On September 11th
Four years have passed since that fateful day and I am changed.I can't express clearly quite how I have changed, except to say that I am now more aware. That day will forever be burned in my memory.
I was at work that day, of course, and had been in my office since 6:30 a.m. I was getting the day ready so that the plant could run and prepping a meeting we had with clients later in the day. Mid-morning I took a phone call from my stepmother. She told me to turn on a television. We didn't have one though, so I logged on to the internet instead. And I saw the news. I still know what I was wearing that day. I still remember knowing viscerally that it was a terrorist attack the second the second plane hit the World Trade Center. I remember knowing real fear that day, fear that transcended the fear of my near rape.
It was uncertainty of what was to come, and certainty that things could never be the same that marked that day. My boss's son was on an airplane that day - on a trans-continental flight - and we were all worried about him. He was returning to the midwest from a hunting trip in Alaska. The staff was upset, understandably, and our visiting clients ended up turning around and driving back home when the news broke, even before our meeting.

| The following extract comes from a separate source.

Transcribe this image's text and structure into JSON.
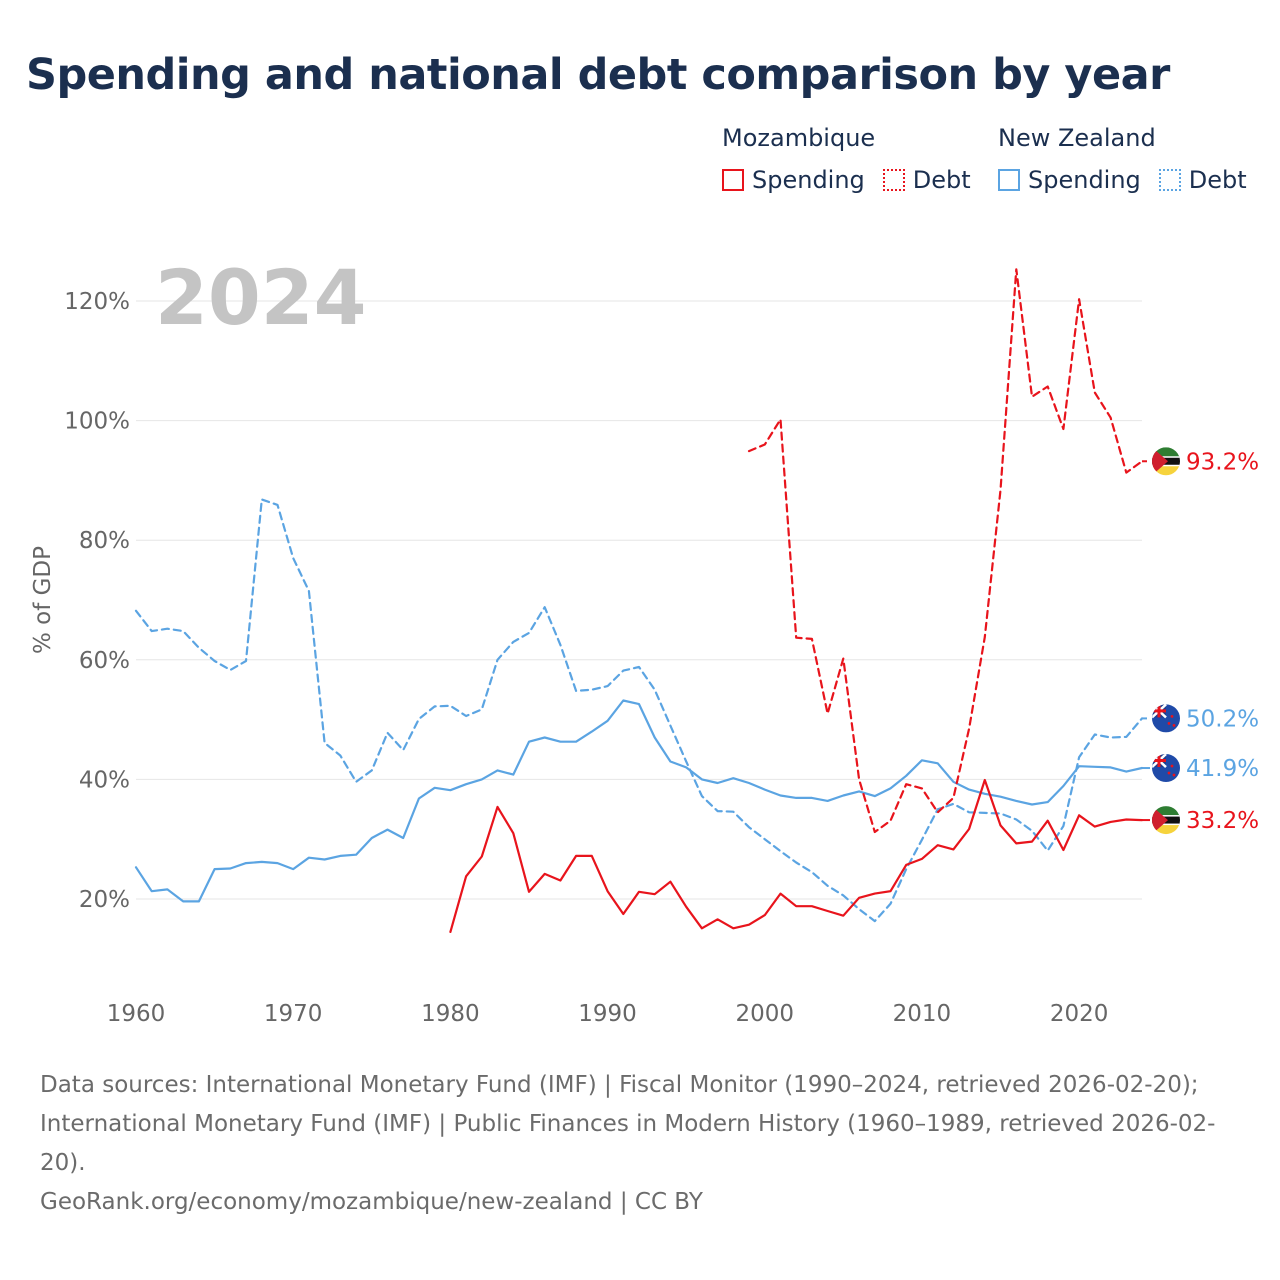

I remember the crazy gas gouging that went on as well as the lines at the grocery stores. I didn't go to either place though, instead being desirous of getting home safely and turning on the news. I watched the news every chance I could get after that. I prayed that people would be found safe in the rubble.
I remember that the tears were fueled by so much anger. I was pissed as hell. The thing is, I'm still pissed. I have moved on, don't get me wrong, but I haven't forgotten. It is a part of our new reality and I can't see past that. If I could personally hold accountable the bastards who did this, God help me I would. And it wouldn't be pretty.
I watched the documentary last night on Discovery about Flight 93. It was surprisingly good. The voiceover was done by Keifer Sutherland - that was weird, it made it seem surreal for some reason. I admire personal courage, always have. The people on flight 93, they acted with real courage. They determined that they weren't going to go quietly into the night. Such spirit, such an act of love, it humbles me.
They had something that the passengers on the other flights didn't have: knowledge. The other flights came so quickly in succession that there was no time for them to gather intelligence from the ground and act on it. I don't mean to slight them. I'm sure that had they known, they too would have acted in their own defense.
I'd also like to believe that I would have done something. I am a fighter. I've fought off my would-be rapist, I'd like to think that faced with my own certain demise I'd take a few muslim extremists with me. I'd like to think that I would beat, bite, claw, and spit to save myself.
I am much more aware these days. I watch people who are unknown to me carefully. I don't like to see in a restaurant if I can't see the entrance. I watch people in airports like a hawk. I can't tell you the number of unsupervised bags I've reported to security. Am I crazy? Maybe. I don't know. All I know is that I'm not ready to die, and I'm certainly not ready to die at the hands of some religious fanatic with a penis problem. (I have a theory that these wackjobs are striking out at the world over their own inabilities to get it up. I didn't say it was a good theory. But, if I ever come face to face with one, I not only intend to ask him, but also to kick him in the 'nads for good measure.)
I would like to say that I've gained some sort of understanding from all of this, but it would be a lie. I don't understand them. I don't want to understand them. I don't think it makes me a racist either. I also don't want to understand Ted Bundy or serial rapists. As far as I'm concerned, these people are serial killers. Splashy, fanatical, serial killers who have hijacked a religion and perverted it for their own pleasures.
Here's something else: I don't believe any God will grant you paradise and 69 virgins to defile in reward for the mass murder of thousands. I don't even think hell would want you. It almost makes me wish God were not just a woman, but a mother.